The 12-page report by UCS communications officer Aaron Huertas, with assistance from program assistant Rachel Kriegsman makes the following points, among others, about each of the three cable news networks’ 2013 coverage of climate change:
- On CNN: The UCS report says 70 percent of CNN’s climate coverage in segments studied in 2013 were “entirely accurate,” with 30 percent “misleading.” Most of CNN’s “misleading coverage stemmed from debates in which participants disputed established science,” it says. Without those segments, CNN would have scored an 86 percent “entirely accurate” rating, according to the report.

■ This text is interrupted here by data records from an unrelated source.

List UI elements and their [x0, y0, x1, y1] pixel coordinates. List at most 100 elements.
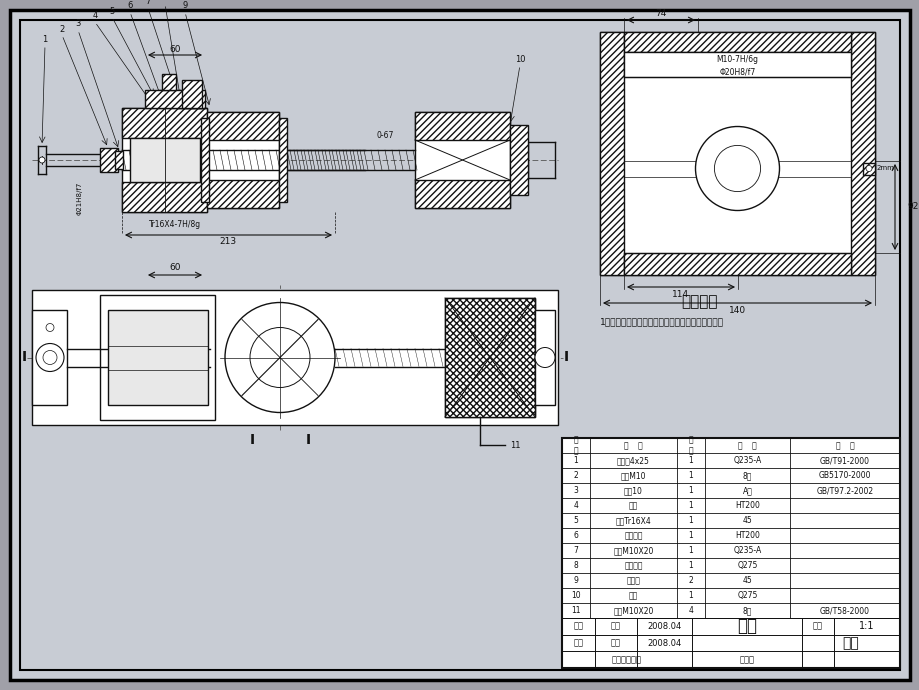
Text: 数
量: 数 量: [688, 436, 693, 455]
Bar: [623, 32, 850, 52]
Bar: [182, 80, 202, 108]
Text: GB/T58-2000: GB/T58-2000: [819, 606, 869, 615]
Text: 2mm: 2mm: [875, 166, 893, 172]
Text: 1: 1: [688, 591, 693, 600]
Text: 名    称: 名 称: [623, 441, 642, 450]
Text: HT200: HT200: [734, 501, 759, 510]
Bar: [445, 298, 535, 417]
Text: 螺杆Tr16X4: 螺杆Tr16X4: [615, 516, 651, 525]
Text: 技术要求: 技术要求: [681, 295, 718, 310]
Bar: [182, 80, 202, 108]
Bar: [599, 32, 623, 275]
Text: 213: 213: [220, 237, 236, 246]
Text: 6: 6: [573, 531, 578, 540]
Text: 图号: 图号: [842, 636, 858, 650]
Text: 2: 2: [573, 471, 578, 480]
Text: 备    注: 备 注: [834, 441, 854, 450]
Bar: [162, 74, 176, 90]
Text: 74: 74: [654, 10, 666, 19]
Circle shape: [46, 324, 54, 331]
Text: HT200: HT200: [734, 531, 759, 540]
Text: 0-67: 0-67: [376, 130, 393, 139]
Text: 4: 4: [92, 12, 97, 21]
Text: 140: 140: [728, 306, 745, 315]
Text: 1: 1: [688, 546, 693, 555]
Text: GB5170-2000: GB5170-2000: [818, 471, 870, 480]
Text: 垫圈: 垫圈: [629, 591, 638, 600]
Text: 8级: 8级: [742, 471, 752, 480]
Text: 1、钳座需要很好地紧固在工作台上，才能够使用。: 1、钳座需要很好地紧固在工作台上，才能够使用。: [599, 317, 723, 326]
Text: 材    料: 材 料: [737, 441, 756, 450]
Bar: [207, 112, 278, 140]
Text: I: I: [21, 351, 27, 364]
Circle shape: [39, 157, 45, 163]
Bar: [850, 32, 874, 275]
Text: Φ21H8/f7: Φ21H8/f7: [77, 181, 83, 215]
Bar: [122, 182, 207, 212]
Text: 4: 4: [687, 606, 693, 615]
Circle shape: [695, 126, 778, 210]
Text: 2008.04: 2008.04: [647, 638, 681, 647]
Text: GB/T91-2000: GB/T91-2000: [819, 456, 869, 465]
Bar: [562, 438, 899, 668]
Text: 2008.04: 2008.04: [647, 622, 681, 631]
Text: 1: 1: [688, 456, 693, 465]
Text: 60: 60: [169, 46, 180, 55]
Text: 方块螺母: 方块螺母: [624, 561, 642, 570]
Bar: [108, 310, 208, 405]
Bar: [623, 253, 850, 275]
Bar: [115, 151, 123, 169]
Bar: [414, 112, 509, 208]
Bar: [278, 118, 287, 202]
Text: I: I: [249, 433, 255, 447]
Bar: [445, 298, 535, 417]
Circle shape: [714, 146, 760, 192]
Text: 2: 2: [688, 576, 693, 585]
Text: 1: 1: [688, 486, 693, 495]
Text: 3: 3: [75, 19, 81, 28]
Text: 11: 11: [571, 606, 580, 615]
Text: 60: 60: [169, 264, 180, 273]
Text: 开口销4x25: 开口销4x25: [617, 456, 649, 465]
Text: 10: 10: [571, 591, 580, 600]
Bar: [122, 108, 207, 138]
Bar: [850, 32, 874, 275]
Text: 审核: 审核: [573, 638, 583, 647]
Bar: [599, 32, 874, 275]
Bar: [623, 52, 850, 77]
Text: 11: 11: [509, 440, 520, 449]
Text: 8: 8: [573, 561, 578, 570]
Circle shape: [535, 348, 554, 368]
Circle shape: [250, 328, 310, 388]
Text: Q275: Q275: [736, 561, 757, 570]
Text: 制图: 制图: [573, 622, 583, 631]
Bar: [414, 112, 509, 140]
Text: 螺母M10: 螺母M10: [620, 471, 645, 480]
Text: 10: 10: [515, 55, 525, 63]
Text: 刘彤: 刘彤: [610, 638, 620, 647]
Bar: [207, 112, 278, 208]
Text: 组合件: 组合件: [739, 656, 754, 664]
Bar: [509, 125, 528, 195]
Text: 活动钳口: 活动钳口: [624, 531, 642, 540]
Text: Q235-A: Q235-A: [732, 546, 761, 555]
Bar: [122, 182, 207, 212]
Text: 9: 9: [182, 1, 187, 10]
Text: 45: 45: [742, 516, 752, 525]
Text: 垫圈10: 垫圈10: [623, 486, 642, 495]
Text: 8级: 8级: [742, 606, 752, 615]
Text: 7: 7: [145, 0, 151, 6]
Text: I: I: [305, 433, 311, 447]
Bar: [145, 90, 205, 108]
Text: 9: 9: [573, 576, 578, 585]
Circle shape: [865, 166, 871, 172]
Bar: [32, 310, 67, 405]
Circle shape: [36, 344, 64, 371]
Text: A级: A级: [742, 486, 752, 495]
Bar: [162, 74, 176, 90]
Text: 螺钉M10X20: 螺钉M10X20: [613, 546, 653, 555]
Text: 1: 1: [573, 456, 578, 465]
Text: 5: 5: [109, 6, 115, 15]
Text: 6: 6: [127, 1, 132, 10]
Text: Φ20H8/f7: Φ20H8/f7: [719, 68, 754, 77]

- On Fox: The UCS report says Fox’s cumulative 28 percent “entirely accurate” score placed it last among the three. Were it not for 53 percent of its “misleading coverage” coming from one program, “The Five,” the network would have merited a 45 percent accuracy rating, it says. Calling Fox’s climate coverage “the most dismissive” of the three networks, it said “Hosts and guests regularly rejected established climate science as a base from which to argue against climate policies.”
- On MSNBC: The UCS report says the “Lean Forward” MSNBC network hosted no debates about “established science, and no hosts or guests disparaged climate science or scientists.” MSNBC’s “entirely accurate” score was 92 percent, the UCS report says. But it says MSNBC “aired a handful of overstatements in 2013 about the link between climate change and extreme weather,” and did so in some instances “where the evidence does not support such a specific link.” The report also says the network should do more “to hold politicians who reject climate science accountable in more robust ways.”
The UCS report — “Science or Spin? Assessing the Accuracy of Cable News Coverage of Climate Science” — is available online as a pdf.